Neben der Barcodetechnologie sind jedoch auch RFID radio
frequency identification Systeme als Identifikationsmarken
zunehmend im Einsatz und werden zur Identifizierung von
Produkten eingesetzt. Ein RFID-System besteht im wesentlichen
aus zwei Komponenten: den mobilen Datenträgern, die
auch Codegeber, Transponder, RFID-Tag, ID-Geber oder ID-Karte
genannt werden, und die ein Benutzer bei sich trägt
oder die an einem zu identifizierenden Objekt wie einem
Handelsprodukt angebracht werden, und dem Lesegerät, das
auch als Base Station oder Transceiver bezeichnet wird und
welches die Daten von den Transpondern ausliest oder neue
Daten in diese schreibt. Zusätzlich kann das Lesegerät auch
noch Energie für den Transponder liefern. Für die Datenübertragung
wird auf beiden Seiten eine Antenne benötigt,
die in einfachen Fällen als Luftspule ausgeführt ist. Die
Transponder speichern je nach Ausführung Informationen, die
von einer einfachen Identifikationsnummer bis hin zu komplexen
Nutzer- oder Messdaten reichen. Man unterscheidet
bei Transpondern zwischen einer aktiven und passiven Identifikation.
Die passive Identifikation zeichnet sich dadurch
aus, dass der Transponder ständig, ohne Zutun des Benutzers
oder des Produktes, von dem Lesegerät abgefragt
werden kann. Sie beziehen ihre Energie aus dem magnetischen
Feld des Lesegerätes. Dadurch sind sie sehr robust und wartungsfrei.
Befindet sich der Codegeber innerhalb eines gewissen
Entfernungsbereiches zur Sende- und Empfangseinheit,
so erfolgt die Identifikation automatisch.
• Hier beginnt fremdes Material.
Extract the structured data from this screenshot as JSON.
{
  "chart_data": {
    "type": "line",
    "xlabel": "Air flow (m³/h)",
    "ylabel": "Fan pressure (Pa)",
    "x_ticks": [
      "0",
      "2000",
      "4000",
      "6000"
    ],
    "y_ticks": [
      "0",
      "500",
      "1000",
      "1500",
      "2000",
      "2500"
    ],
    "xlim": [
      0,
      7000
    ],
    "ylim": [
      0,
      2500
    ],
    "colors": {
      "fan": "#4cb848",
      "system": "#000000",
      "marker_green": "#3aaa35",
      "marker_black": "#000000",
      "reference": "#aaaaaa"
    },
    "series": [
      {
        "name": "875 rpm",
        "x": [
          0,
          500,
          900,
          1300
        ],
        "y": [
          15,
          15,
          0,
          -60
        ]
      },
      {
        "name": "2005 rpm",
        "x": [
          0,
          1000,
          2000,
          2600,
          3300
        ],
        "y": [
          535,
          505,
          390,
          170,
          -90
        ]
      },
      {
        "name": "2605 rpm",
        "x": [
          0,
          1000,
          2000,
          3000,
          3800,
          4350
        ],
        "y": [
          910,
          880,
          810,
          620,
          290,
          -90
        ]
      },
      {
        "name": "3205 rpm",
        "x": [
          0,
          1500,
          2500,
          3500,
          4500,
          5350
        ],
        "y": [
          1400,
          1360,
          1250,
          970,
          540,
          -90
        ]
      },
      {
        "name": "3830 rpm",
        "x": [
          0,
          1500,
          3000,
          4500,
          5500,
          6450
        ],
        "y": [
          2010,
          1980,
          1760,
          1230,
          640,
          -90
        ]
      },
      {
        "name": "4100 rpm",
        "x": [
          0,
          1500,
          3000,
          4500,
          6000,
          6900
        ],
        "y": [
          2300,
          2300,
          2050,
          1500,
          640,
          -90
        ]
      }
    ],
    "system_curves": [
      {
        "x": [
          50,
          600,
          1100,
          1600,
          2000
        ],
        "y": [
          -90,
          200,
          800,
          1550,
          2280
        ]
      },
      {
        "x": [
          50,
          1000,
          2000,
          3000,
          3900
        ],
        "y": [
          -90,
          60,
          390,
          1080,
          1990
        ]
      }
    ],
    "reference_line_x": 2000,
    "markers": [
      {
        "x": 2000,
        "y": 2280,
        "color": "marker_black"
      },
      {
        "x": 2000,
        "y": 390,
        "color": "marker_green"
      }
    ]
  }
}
Die Beschränkung
des Entfernungsbereiches ergibt sich im allgemeinen
aus der Funkfelddämpfung.
Diese RFID-Systeme werden zunehmend auch in Supermärkten
eingesetzt, wobei hier vor allem die Proximity-Transponder
zum Einsatz kommen. Derartige RFID-Tags haben im Handelsumfeld
neben einer Identifikation des Handelsproduktes den
Vorteil einer deutlichen Verbesserung der Warenverfolgung,
so daß hierdurch die Logistikabläufe für den Hersteller
besser nachvollziehbar sind als dies mit einem Barcode der
Fall ist. Insbesondere sind die Transponder resistent gegenüber
Umwelteinflüssen, wie z.B. hohe und tiefe Temperaturen,
Feuchtigkeit, Vibration, Stoß, Staub, Öl und
Schmutz. Je nach Design des fertigen Produktes kann der
Transponder unaufdringlich bzw. unsichtbar eingebaut werden,
beispielsweise in die Verpackung.
Die Leseeinrichtung ist beim Lesen von einem Barcode zumeist
als sogenannter Fensterscanner ausgebildet, der in
oder am Rande einer Warentransportfläche angeordnet ist.
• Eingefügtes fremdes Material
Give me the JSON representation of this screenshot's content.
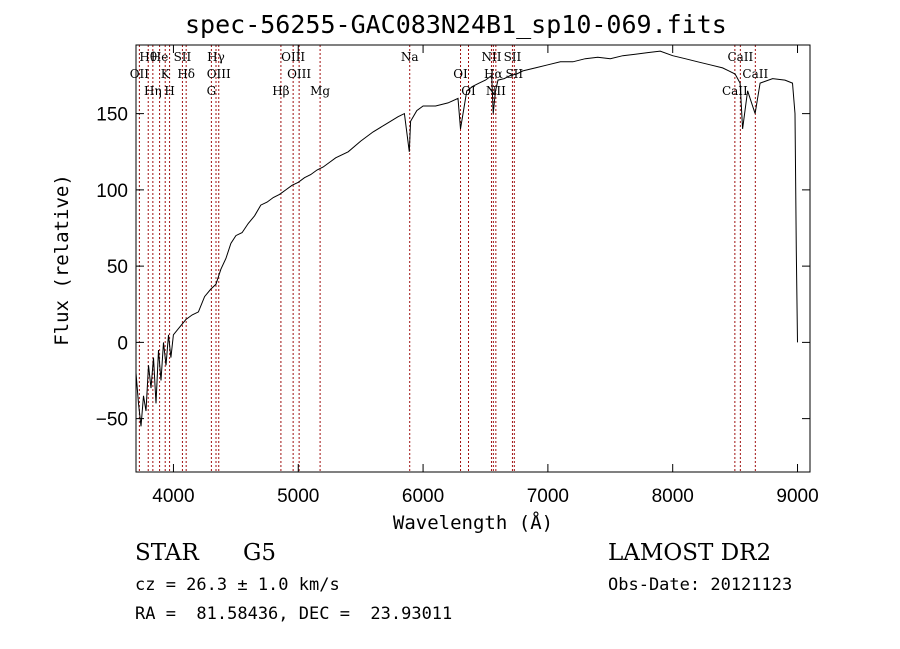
{
  "chart_data": {
    "type": "line",
    "title": "spec-56255-GAC083N24B1_sp10-069.fits",
    "xlabel": "Wavelength (Å)",
    "ylabel": "Flux (relative)",
    "xlim": [
      3700,
      9100
    ],
    "ylim": [
      -85,
      195
    ],
    "xticks": [
      4000,
      5000,
      6000,
      7000,
      8000,
      9000
    ],
    "yticks": [
      -50,
      0,
      50,
      100,
      150
    ],
    "series": [
      {
        "x": [
          3700,
          3720,
          3740,
          3760,
          3780,
          3800,
          3820,
          3840,
          3860,
          3880,
          3900,
          3920,
          3940,
          3960,
          3980,
          4000,
          4050,
          4100,
          4150,
          4200,
          4250,
          4300,
          4340,
          4380,
          4420,
          4460,
          4500,
          4550,
          4600,
          4650,
          4700,
          4750,
          4800,
          4850,
          4900,
          4950,
          5000,
          5050,
          5100,
          5150,
          5200,
          5250,
          5300,
          5400,
          5500,
          5600,
          5700,
          5800,
          5850,
          5890,
          5900,
          5950,
          6000,
          6100,
          6200,
          6280,
          6300,
          6350,
          6400,
          6450,
          6500,
          6550,
          6562,
          6580,
          6600,
          6650,
          6700,
          6750,
          6800,
          6900,
          7000,
          7100,
          7200,
          7300,
          7400,
          7500,
          7600,
          7700,
          7800,
          7900,
          8000,
          8100,
          8200,
          8300,
          8400,
          8450,
          8500,
          8540,
          8560,
          8600,
          8660,
          8700,
          8800,
          8900,
          8960,
          8980,
          8990,
          9000
        ],
        "values": [
          -20,
          -40,
          -55,
          -35,
          -45,
          -15,
          -30,
          -10,
          -40,
          -5,
          -25,
          0,
          -15,
          5,
          -10,
          5,
          10,
          15,
          18,
          20,
          30,
          35,
          38,
          48,
          55,
          65,
          70,
          72,
          78,
          83,
          90,
          92,
          95,
          97,
          100,
          103,
          105,
          108,
          110,
          113,
          115,
          118,
          121,
          125,
          132,
          138,
          143,
          148,
          150,
          125,
          145,
          152,
          155,
          155,
          157,
          160,
          140,
          165,
          168,
          170,
          172,
          175,
          150,
          165,
          172,
          173,
          175,
          176,
          178,
          180,
          182,
          184,
          184,
          186,
          187,
          186,
          188,
          189,
          190,
          191,
          188,
          186,
          184,
          182,
          180,
          178,
          176,
          170,
          140,
          165,
          150,
          170,
          173,
          172,
          170,
          150,
          60,
          0
        ]
      }
    ],
    "lines": [
      {
        "label": "Hθ",
        "x": 3798
      },
      {
        "label": "OII",
        "x": 3727
      },
      {
        "label": "Hη",
        "x": 3835
      },
      {
        "label": "He",
        "x": 3889
      },
      {
        "label": "K",
        "x": 3934
      },
      {
        "label": "H",
        "x": 3969
      },
      {
        "label": "SII",
        "x": 4072
      },
      {
        "label": "Hδ",
        "x": 4102
      },
      {
        "label": "G",
        "x": 4304
      },
      {
        "label": "Hγ",
        "x": 4341
      },
      {
        "label": "OIII",
        "x": 4363
      },
      {
        "label": "Hβ",
        "x": 4861
      },
      {
        "label": "OIII",
        "x": 4959
      },
      {
        "label": "OIII",
        "x": 5007
      },
      {
        "label": "Mg",
        "x": 5175
      },
      {
        "label": "Na",
        "x": 5893
      },
      {
        "label": "OI",
        "x": 6300
      },
      {
        "label": "OI",
        "x": 6364
      },
      {
        "label": "NII",
        "x": 6548
      },
      {
        "label": "Hα",
        "x": 6563
      },
      {
        "label": "NII",
        "x": 6583
      },
      {
        "label": "SII",
        "x": 6716
      },
      {
        "label": "SII",
        "x": 6731
      },
      {
        "label": "CaII",
        "x": 8498
      },
      {
        "label": "CaII",
        "x": 8542
      },
      {
        "label": "CaII",
        "x": 8662
      }
    ],
    "line_color": "#a01010"
  },
  "info": {
    "class": "STAR",
    "subclass": "G5",
    "survey": "LAMOST DR2",
    "cz": "cz = 26.3 ± 1.0 km/s",
    "obs_date": "Obs-Date: 20121123",
    "coords": "RA =  81.58436, DEC =  23.93011"
  }
}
Für das Lesen von RF-ID-Markierungen ist ein RF-ID-Lesegerät
erforderlich. Die übrigen Baugruppen können wahlfrei
an dem Kassenarbeitsplatz angeordnet sein. Die Baugruppen,
auf die die Kassierperson am häufigsten zugreifen
muss, sind die Leseeinrichtung und die Kassengeldlade. Auf
deren ergonomisch günstige Anordnung ist also besonders zu
achten.
In der WO 92/04849 A1 ist deshalb bereits eine Anordnung
vorgeschlagen worden, bei der ein Fensterscanner zwischen
einem Zuförder-Transportband und einem Abförder-Transportband
und die Kassengeldlade von der Kassierperson aus
gesehen vor dem Fensterscanner angeordnet ist. Selbst wenn
die Abdeckung der Kassengeldlade als Handauflage bei der
Handhabung der Waren dient, so ist die vorgenannte Anordnung
doch ergonomisch ungünstig. Die Kassierperson muss
nämlich die Arme weit ausstrecken und die Kassengeldlade
übergreifen, um zu erfassende Waren vom Zuförder-Transportband
zu nehmen und über das Scannerfenster zu führen.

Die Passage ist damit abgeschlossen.